What questions should you ask before venturing into edge computing? Asking all the same questions you do for cloud computing would be a good start – but only a start.
Where cloud computing is largely about the benefits of massive scale, edge computing is also about proximity – placing computing resources as close as possible to the user or device that needs immediate access to them, with minimal network latency. Think of critical applications where the autonomous car will crash, or the malfunctioning robot will wreak havoc on the manufacturing shop floor if it has to wait for a response from a cloud system in a remote data center.
Edge can also be helpful for delivering a better user experience for virtual reality, augmented reality, and other computing experiences that benefit from the processing power of resources in the network – when not far away. Telecommunications service providers, in another prominent use case example, are utilizing edge as they modernize their networks and shift workloads out of data centers.
Early content delivery networks (CDNs), which were used to distribute images and videos to multiple locations outside the location of a publisher’s web servers in pursuit of more responsive media experiences, were a precursor to edge computing. The difference is that edge computing is about serving up processing power, not just static resources.
6 key edge computing questions to ask
Enterprises should be thinking now about how they might put edge computing to work in their own operations or to enhance the digital capabilities or products and services they will provide to customers. There could be first-mover advantages for early adopters.

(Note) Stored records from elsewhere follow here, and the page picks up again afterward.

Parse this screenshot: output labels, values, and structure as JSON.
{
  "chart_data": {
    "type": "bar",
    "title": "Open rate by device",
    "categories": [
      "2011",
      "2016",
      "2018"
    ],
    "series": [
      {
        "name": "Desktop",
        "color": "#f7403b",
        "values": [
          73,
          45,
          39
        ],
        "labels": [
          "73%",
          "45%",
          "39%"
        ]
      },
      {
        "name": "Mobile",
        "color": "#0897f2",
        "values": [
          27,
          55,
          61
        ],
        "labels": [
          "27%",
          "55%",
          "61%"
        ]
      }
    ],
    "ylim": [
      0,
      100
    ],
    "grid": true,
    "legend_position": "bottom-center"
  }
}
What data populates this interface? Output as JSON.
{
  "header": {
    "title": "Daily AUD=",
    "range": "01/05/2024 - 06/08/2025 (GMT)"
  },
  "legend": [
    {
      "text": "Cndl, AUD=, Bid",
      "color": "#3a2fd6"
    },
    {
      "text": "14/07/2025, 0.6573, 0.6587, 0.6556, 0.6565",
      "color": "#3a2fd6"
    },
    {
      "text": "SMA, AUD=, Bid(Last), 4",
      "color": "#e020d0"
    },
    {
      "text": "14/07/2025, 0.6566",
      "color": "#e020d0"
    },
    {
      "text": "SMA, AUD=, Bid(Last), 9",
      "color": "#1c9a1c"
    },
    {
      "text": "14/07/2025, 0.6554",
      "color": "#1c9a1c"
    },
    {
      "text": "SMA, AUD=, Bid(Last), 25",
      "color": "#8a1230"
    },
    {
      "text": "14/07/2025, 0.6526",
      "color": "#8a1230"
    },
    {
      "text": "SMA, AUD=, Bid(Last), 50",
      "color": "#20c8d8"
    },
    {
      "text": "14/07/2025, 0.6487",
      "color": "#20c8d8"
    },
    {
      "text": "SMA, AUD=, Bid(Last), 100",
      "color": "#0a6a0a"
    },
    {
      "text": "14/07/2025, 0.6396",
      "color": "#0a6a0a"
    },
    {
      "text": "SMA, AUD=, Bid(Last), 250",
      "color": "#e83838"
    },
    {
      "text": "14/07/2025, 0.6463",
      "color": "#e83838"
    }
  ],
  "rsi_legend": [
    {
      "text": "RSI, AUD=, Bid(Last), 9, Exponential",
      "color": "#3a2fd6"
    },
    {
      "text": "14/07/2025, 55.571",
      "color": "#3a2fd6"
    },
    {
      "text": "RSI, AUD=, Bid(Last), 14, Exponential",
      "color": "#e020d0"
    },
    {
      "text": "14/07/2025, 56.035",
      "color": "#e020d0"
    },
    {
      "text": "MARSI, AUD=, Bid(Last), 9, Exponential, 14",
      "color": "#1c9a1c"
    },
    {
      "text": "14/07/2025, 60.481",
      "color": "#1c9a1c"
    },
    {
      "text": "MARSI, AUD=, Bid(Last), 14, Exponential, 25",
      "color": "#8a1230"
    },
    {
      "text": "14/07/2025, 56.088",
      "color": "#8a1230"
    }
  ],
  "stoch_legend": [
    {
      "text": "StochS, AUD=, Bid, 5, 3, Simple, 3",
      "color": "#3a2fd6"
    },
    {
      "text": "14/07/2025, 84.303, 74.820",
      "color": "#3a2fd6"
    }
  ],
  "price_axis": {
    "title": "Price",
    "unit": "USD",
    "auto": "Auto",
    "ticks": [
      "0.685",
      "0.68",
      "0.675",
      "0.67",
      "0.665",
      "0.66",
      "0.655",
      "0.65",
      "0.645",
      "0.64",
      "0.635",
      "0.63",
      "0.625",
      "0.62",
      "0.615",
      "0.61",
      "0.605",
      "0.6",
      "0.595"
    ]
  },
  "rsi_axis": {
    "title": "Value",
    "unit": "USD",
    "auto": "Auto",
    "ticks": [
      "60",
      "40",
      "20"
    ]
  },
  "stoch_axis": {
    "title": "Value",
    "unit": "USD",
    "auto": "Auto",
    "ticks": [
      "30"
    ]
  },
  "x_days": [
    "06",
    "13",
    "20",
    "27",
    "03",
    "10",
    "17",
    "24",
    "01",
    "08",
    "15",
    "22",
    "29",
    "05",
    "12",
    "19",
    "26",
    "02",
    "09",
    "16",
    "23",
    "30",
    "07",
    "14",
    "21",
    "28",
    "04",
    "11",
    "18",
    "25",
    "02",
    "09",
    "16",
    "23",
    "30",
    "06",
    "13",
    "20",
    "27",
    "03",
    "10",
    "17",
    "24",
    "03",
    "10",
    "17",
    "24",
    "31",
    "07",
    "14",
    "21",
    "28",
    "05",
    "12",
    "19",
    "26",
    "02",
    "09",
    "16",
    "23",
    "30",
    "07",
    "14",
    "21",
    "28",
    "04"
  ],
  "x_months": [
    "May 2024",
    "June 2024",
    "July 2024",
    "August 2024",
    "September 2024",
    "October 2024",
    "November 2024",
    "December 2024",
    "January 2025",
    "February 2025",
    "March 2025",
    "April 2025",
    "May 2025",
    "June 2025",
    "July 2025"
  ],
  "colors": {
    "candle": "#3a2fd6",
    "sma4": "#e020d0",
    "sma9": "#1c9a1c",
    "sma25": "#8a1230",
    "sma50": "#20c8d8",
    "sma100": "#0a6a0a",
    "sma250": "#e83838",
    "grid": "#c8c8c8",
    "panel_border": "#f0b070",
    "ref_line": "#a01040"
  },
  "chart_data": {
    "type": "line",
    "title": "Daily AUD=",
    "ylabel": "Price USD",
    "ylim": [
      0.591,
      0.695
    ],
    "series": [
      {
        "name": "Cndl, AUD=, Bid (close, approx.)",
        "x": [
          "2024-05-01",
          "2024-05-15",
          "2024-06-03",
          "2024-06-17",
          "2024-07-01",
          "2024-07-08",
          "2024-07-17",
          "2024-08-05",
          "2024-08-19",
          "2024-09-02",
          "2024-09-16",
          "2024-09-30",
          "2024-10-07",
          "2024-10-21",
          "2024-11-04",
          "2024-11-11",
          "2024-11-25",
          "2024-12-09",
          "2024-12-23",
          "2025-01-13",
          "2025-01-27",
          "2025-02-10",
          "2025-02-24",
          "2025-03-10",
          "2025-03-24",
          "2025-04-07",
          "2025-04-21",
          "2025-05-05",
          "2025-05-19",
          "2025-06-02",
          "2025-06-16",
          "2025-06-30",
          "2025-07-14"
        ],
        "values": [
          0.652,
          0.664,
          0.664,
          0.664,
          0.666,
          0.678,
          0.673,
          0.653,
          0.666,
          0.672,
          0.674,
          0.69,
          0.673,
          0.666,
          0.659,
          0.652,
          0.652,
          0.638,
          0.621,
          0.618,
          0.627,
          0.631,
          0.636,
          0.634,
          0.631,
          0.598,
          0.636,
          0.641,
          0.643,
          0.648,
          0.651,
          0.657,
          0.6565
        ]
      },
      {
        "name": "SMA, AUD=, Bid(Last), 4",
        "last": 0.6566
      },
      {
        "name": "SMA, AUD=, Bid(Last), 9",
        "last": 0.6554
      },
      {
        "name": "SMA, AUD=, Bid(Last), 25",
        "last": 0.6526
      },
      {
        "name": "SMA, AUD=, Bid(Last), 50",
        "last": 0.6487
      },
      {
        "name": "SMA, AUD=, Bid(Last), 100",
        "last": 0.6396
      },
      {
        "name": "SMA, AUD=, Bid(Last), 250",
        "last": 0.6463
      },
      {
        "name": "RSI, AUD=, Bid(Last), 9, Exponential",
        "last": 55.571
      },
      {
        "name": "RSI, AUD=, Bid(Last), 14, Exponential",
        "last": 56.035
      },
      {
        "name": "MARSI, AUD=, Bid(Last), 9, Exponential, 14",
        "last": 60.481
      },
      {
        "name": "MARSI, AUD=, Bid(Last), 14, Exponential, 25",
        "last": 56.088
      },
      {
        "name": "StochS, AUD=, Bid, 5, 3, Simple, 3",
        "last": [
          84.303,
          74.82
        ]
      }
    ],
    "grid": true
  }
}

On the other hand, as with any technology approach, there could be flops and embarrassments ahead for those who rush in unprepared. In a recent paper titled How to Overcome Four Major Challenges in Edge Computing, Gartner suggests, “Through 2022, 50 percent of edge computing solutions that worked as proofs of concept (POCs) will fail to scale for production use.”
[ Why does edge computing matter to IT leaders – and what's next? Learn more about Red Hat's point of view. ]
Here are some of the edge computing questions experts recommend you ask:
1. Exactly which edge are we talking about?
As often happens with IT buzzwords, “edge” is being used to mean several different things. By definition, edge is about bringing resources closer to the computing endpoint. But how close? Does the edge server need to be in the same building, in the same city, or just at the closest Internet peering point (where CDNs typically operate)?
“Edge computing can apply to anything that involves placing service provisioning, data, and intelligence closer to users and devices,” says Red Hat technology evangelist Gordon Haff. The term “edge computing” often covers a bit too much territory right now.
“The question of ‘where is the edge?’ is difficult to answer and is often lost in translation depending on who you are talking to,” Dalia Adib, principal consultant and leader of the edge computing practice at STL Partners, explains in a blog post on determining the latency reduction requirements for different applications. “For gamers, the edge is the end-device or the console; for manufacturers, it is more likely to be on-site within the production facility; for a CDN provider, this may be at internet exchange points, yet for the telco community, it is within the operator’s network.”
Adib says the telecom providers she consults with on strategy are excited about turning potentially every location where they now have networking equipment into a miniature data center, and the big ones have some advantages in terms of geographic coverage. They will be competing with, as well as cooperating with, the enterprise software and systems integration companies that bring their own expertise to this market.
[ Get a shareable primer: How to explain edge computing in plain English.]
2. Will this edge approach meet my organization's privacy and security needs?
Privacy and security were among the challenges Gartner cited. The use of edge services could result in company data being stored in many more locations, potentially under looser management than with the cloud.
“It’s a greater concern because now data is all over the place,” says Adam Drobot, chairman of the board at OpenTechWorks, Inc. and a member of the FCC Technology Advisory Committee, which studies edge computing and its relationship to 5G and IoT, among other things.
Hyperscale cloud data centers are expected to be ISO-certified and conform to a long list of best practices for limiting both physical and network access to customer computing resources. In some edge computing scenarios, you might be deploying data to an unattended wiring closet in an office building or a cell tower equipment shack.
“The further we go into the edge layers, the less control one has on the physical security surrounding the hardware and the communications to that hardware,” says Nick Barcet, senior director technology strategy for Red Hat. “The edge is clearly bringing in new challenges which are requiring us to propose some radically new layers of security.” He points to two open source projects Red Hat is working on to tackle some of those new security challenges: Keylime, which helps ensure software has not been tampered with; and Enarx, a project using WebAssembly to provide a trusted run-time across multiple hardware platforms.
To be clear, there are security and privacy arguments in favor of edge computing. As an FCC white paper on edge, 5G, and IoT notes, “With software-defined networking, it’s possible to develop a multi-layered approach to security that takes the communication layer, hardware layer, and cloud security into consideration simultaneously.”
3. Does the footprint of this edge service match my requirements?
Different applications of edge computing could have wildly different requirements for geographic coverage and proximity. Think about your project’s needs. A manufacturer might want edge computing nodes within each factory, or close by, but for a limited number of locations.
The maker of an augmented reality app that consumers can carry into a store to get real-time product ratings and price comparisons might want to have edge nodes on every street corner in every city, or as close to that as possible.